Investors are sitting on the sidelines.
The declining job market continues to take a toll on the Orange County multifamily sector. With unemployment reaching 9.6 percent in August, the market is showing little signs of life. Relief will not come until new jobs are created and the unemployment level begins to descend.
Orange County’s apartment vacancy increased 36 percent during the 12 months following second quarter 2008, from 4.5 to 6.1 percent. Asking rents fell 1.9 percent since second quarter 2008, from $1,566 to $1,537, while effective rents during the same time frame decreased at a higher rate of 3.6 percent from $1,519 to $1,465. Despite the downturn in rental rates, tenants are vacating the apartment market in search of less expensive housing. Orange County residents are moving in with their parents, taking in roommates or seeking respite in neighboring markets or even out of state.
Rising vacancies have led to a decline in values by more than 20 percent since 2007. According to CoStar’s year-to-date numbers, the average price per unit for buildings with 16 or more units is $129,704 with average cap rates at 7.83 percent, compared to 2007, when the average price per unit was $179,260 with average cap rates at 4.43 percent. Lower values and higher cap rates present an opportunity for private investors, but most are holding out in anticipation of more bank-owned commercial properties hitting the market.

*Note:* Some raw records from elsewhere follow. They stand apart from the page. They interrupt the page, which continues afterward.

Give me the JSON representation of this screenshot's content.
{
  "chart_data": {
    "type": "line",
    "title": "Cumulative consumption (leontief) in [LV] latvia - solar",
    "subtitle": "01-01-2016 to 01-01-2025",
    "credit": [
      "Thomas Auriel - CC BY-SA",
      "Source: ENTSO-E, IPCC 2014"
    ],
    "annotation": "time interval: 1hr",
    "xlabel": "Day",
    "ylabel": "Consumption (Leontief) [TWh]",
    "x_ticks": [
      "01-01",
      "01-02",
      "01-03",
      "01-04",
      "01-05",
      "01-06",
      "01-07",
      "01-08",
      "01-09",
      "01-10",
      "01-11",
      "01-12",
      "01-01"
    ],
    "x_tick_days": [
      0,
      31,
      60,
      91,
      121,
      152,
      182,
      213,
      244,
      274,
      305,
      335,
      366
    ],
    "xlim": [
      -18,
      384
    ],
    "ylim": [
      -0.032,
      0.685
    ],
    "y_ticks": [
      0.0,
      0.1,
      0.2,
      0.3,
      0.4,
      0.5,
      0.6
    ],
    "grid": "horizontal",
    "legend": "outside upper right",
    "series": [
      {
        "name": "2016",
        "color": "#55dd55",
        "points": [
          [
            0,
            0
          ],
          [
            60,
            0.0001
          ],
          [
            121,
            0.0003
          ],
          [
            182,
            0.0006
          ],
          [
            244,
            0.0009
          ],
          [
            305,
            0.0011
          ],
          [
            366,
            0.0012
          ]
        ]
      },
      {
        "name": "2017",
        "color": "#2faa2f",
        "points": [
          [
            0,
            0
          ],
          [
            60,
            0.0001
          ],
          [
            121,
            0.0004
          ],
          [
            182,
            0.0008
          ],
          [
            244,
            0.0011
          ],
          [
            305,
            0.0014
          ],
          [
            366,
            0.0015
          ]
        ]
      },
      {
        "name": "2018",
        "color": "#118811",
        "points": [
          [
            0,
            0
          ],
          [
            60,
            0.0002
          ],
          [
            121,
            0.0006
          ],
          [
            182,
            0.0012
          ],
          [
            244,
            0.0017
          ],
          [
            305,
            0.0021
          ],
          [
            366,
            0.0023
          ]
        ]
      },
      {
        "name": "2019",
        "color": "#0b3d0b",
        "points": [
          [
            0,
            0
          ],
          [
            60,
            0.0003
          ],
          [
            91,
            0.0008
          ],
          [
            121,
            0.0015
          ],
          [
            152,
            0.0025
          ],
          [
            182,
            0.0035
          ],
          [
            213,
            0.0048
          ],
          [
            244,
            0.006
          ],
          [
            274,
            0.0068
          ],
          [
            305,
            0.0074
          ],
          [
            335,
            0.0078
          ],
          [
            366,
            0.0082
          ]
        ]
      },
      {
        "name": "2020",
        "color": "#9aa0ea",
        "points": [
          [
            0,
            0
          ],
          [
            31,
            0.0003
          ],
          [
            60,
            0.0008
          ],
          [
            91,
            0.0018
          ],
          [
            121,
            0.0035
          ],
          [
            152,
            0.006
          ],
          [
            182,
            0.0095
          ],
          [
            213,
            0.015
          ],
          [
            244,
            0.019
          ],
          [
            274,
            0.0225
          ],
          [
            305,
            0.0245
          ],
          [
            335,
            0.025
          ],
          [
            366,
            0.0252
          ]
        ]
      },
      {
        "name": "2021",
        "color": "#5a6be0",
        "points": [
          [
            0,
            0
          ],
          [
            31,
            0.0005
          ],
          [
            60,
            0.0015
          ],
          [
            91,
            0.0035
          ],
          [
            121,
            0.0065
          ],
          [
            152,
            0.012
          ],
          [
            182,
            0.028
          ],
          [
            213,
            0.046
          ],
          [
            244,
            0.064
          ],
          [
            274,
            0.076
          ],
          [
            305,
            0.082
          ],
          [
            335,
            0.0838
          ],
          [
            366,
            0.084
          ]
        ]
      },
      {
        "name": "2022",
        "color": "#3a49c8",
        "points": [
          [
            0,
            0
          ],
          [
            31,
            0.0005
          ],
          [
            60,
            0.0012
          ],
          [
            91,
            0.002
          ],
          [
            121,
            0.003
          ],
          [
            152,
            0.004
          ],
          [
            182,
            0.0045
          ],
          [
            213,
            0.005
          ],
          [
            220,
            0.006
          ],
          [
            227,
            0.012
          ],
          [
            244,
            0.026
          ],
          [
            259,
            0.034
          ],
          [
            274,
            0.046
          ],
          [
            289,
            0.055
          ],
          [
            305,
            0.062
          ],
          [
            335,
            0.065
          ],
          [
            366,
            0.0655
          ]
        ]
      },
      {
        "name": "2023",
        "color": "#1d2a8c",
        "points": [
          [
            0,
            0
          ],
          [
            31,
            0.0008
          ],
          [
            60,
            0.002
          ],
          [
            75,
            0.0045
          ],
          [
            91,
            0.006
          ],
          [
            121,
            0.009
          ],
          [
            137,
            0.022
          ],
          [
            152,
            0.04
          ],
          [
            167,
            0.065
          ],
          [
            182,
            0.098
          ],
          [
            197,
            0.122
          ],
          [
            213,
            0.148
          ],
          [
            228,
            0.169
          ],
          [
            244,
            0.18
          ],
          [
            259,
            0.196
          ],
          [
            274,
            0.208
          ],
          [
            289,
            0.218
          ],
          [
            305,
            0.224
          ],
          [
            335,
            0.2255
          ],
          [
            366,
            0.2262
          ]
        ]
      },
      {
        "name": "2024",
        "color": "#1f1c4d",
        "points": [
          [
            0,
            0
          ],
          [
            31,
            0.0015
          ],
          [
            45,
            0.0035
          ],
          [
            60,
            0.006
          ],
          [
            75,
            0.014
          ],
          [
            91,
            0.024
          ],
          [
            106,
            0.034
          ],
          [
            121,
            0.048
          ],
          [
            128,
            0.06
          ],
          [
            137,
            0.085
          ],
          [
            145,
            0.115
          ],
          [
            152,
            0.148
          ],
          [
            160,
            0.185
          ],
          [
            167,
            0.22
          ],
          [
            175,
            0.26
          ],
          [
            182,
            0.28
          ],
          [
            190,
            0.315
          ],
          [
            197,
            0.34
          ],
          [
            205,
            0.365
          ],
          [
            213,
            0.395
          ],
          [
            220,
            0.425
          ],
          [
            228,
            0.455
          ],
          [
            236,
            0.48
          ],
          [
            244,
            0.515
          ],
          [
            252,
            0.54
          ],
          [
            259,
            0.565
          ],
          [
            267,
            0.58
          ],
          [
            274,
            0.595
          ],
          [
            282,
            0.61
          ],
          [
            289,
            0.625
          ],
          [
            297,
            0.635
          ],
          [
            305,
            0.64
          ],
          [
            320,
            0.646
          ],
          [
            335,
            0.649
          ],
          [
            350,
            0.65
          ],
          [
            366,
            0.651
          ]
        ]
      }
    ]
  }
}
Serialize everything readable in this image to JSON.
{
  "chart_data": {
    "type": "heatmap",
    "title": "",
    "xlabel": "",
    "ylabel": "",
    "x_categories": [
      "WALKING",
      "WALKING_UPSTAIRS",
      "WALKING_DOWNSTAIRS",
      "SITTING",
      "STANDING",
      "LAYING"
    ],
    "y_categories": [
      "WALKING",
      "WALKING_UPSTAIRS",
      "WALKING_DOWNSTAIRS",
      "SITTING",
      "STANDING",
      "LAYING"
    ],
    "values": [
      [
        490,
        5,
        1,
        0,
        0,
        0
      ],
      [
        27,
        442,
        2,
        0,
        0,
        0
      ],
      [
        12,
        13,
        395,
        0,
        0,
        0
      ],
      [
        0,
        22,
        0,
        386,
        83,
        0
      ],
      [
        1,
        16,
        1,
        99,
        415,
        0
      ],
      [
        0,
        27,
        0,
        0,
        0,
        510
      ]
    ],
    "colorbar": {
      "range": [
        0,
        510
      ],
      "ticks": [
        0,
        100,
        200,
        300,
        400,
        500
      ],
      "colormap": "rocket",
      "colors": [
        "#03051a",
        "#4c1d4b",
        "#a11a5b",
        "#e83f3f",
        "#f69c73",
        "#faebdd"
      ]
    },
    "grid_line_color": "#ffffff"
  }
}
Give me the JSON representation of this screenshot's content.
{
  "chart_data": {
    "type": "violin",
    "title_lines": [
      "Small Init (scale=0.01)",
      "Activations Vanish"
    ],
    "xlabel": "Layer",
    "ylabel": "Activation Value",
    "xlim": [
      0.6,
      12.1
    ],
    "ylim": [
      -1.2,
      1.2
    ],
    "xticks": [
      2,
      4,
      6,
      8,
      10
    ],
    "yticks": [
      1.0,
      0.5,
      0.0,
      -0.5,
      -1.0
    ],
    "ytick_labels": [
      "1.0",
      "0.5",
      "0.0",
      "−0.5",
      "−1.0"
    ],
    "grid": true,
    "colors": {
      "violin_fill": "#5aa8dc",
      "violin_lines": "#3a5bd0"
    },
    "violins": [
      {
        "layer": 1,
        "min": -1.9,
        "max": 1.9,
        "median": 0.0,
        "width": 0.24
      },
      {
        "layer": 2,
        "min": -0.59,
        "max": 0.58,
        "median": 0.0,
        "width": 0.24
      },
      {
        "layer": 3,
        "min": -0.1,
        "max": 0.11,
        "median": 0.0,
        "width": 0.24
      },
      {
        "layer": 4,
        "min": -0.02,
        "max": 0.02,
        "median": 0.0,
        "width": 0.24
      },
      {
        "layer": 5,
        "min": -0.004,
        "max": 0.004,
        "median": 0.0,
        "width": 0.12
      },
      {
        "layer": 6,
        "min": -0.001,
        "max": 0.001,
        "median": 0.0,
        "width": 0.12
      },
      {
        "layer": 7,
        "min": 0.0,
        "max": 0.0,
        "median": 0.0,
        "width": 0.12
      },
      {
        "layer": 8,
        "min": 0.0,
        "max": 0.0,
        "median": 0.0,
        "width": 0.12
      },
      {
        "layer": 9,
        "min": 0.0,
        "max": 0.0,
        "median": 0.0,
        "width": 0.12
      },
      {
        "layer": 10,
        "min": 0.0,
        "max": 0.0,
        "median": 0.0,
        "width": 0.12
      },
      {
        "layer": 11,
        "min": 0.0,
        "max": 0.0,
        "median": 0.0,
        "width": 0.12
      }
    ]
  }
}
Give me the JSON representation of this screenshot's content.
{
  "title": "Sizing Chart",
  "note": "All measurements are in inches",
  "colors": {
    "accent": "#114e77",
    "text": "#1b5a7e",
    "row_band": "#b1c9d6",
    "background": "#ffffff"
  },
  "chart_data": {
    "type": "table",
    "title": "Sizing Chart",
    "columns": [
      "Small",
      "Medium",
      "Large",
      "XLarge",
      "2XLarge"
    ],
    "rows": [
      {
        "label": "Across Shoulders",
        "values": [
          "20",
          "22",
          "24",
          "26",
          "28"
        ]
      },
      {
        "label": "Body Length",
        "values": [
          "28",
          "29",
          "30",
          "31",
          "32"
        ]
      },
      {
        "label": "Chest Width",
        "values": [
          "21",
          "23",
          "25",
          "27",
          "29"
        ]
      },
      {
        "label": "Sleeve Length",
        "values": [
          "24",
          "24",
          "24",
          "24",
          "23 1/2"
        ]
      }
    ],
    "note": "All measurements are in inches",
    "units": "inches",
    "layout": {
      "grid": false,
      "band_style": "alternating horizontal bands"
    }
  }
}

With investors sitting on the sidelines, the Orange County market will remain flat through the end of this year. High vacancy linked to the county’s staggering unemployment rate is a major contributing factor. Apartment rents historically trail the improving job market by 16 to 18 months. Not until well after unemployment shows signs of recovery will the multifamily market begin to rebound.
— Pat Swanson is a vice president in Colliers International’s Irvine, California, office.